The Uyghurs, a Turkish ethnic group, have been discriminated against for years now, but action has never been taken. Since the early 2000s, they’ve been transported to labor camps. At first, they were offered cash incentives. In 2006, a law was passed to relocate young women for work with positions in Eastern China, where they received sporadic wages and constantly treated with discrimination. By 2010, around twenty percent of one county had been transferred. The Human Resources and Social Security Department of Xinjiang released a plan to transfer 100,000 workers to Eastern China, where they would work to “alleviate poverty.” A few months later, it’s approximated that around 1.8 million people have been held in the internment camps that have popped up around China. This network of camps is developed and expanded further to hold more prisoners in the same year.
Officials have been denying that anything bad happens in these camps, if they aren’t denying their existence entirely.
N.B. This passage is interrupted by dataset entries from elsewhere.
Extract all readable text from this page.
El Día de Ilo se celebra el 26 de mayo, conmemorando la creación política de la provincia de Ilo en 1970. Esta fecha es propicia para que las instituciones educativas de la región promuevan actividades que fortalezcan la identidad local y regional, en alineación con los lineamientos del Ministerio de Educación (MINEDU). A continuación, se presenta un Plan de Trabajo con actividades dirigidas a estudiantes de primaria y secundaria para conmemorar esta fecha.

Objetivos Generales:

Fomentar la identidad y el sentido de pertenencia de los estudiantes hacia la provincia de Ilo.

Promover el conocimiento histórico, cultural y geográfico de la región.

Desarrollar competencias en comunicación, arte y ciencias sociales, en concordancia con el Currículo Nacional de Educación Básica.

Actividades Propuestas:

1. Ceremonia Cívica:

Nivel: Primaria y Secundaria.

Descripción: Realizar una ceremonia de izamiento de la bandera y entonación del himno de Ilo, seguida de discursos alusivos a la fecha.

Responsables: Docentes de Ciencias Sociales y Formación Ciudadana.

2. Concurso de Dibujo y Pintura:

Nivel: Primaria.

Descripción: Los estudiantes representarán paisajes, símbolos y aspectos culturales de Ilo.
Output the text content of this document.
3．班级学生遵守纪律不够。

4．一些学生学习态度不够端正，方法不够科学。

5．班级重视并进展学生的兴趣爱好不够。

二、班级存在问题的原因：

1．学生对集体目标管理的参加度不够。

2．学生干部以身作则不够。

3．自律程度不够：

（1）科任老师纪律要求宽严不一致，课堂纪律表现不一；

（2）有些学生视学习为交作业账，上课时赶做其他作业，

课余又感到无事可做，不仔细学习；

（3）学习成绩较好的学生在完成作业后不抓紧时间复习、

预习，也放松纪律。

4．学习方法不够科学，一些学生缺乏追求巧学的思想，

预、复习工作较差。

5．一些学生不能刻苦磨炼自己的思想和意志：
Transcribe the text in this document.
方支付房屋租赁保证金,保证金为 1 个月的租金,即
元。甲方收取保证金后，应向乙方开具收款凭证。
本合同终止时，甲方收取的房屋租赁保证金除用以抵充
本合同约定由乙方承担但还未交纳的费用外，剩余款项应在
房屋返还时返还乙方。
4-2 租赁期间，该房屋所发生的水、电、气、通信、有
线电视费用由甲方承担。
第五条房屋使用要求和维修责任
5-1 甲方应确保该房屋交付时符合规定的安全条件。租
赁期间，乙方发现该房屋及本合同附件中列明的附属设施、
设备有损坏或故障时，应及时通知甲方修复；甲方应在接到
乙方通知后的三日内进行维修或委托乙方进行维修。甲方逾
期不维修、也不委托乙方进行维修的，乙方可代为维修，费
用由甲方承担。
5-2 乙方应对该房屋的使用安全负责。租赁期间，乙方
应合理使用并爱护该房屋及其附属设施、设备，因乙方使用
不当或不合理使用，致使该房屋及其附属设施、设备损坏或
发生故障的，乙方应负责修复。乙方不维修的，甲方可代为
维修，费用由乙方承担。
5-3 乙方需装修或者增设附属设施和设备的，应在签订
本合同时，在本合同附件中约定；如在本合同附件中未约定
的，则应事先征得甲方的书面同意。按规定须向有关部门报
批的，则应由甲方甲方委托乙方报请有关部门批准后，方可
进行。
Some claim that these camps are used to help people, lifting them out of poverty and supporting the cotton industry, but this isn’t true. Inside the internment camps, women are raped and stripped of their ability to bear children. Prisoners aren’t allowed to speak their native language of Turkish, instead being forced to learn Mandarin. If they cannot memorize passages or forget one of many rules, the prisoners are beaten brutally (Hill). Many Uyghurs are Muslim, and they are being forced to go against their religion. Reporters and foreigners aren’t allowed anywhere near the camps, so it’s been difficult to find accurate reports, but escapees have come forward in recent years to share their experience.
In July of 2019, officials tell the public that their “students” have graduated from their reeducation program, and that the “educational centers” have closed. Camp detainees are given long sentences and moved to prisons, despite the fact that most of them have no criminal record. Some become laborers in factories instead. In July 2020, it was found out that these people are the ones manufacturing protective gear for the COVID-19 pandemic.
There is no more freedom of religion in China. People are being persecuted simply for their ethnicity, and the world doesn’t notice. One day, this will be studied in history classes, and people will see what the world did to help. The hatred and torment of Uyghurs has already gone on for almost twenty years. We can’t let it happen any longer.


Hill, Matthew. “‘Their goal is to destroy everyone’: Uighur camp detainees allege systemic rape.” BBC News. 2 February. Accessed 12 April 2021.

Maizland, Lindsay. “China’s Repression of Uyghur’s in Xinjiang.” Backgrounder. 1 March 2021. Accessed 12 April 2021.

University of British Columbia. “Forced Labor and Detainment Transfer.” Accessed 12 April 2021.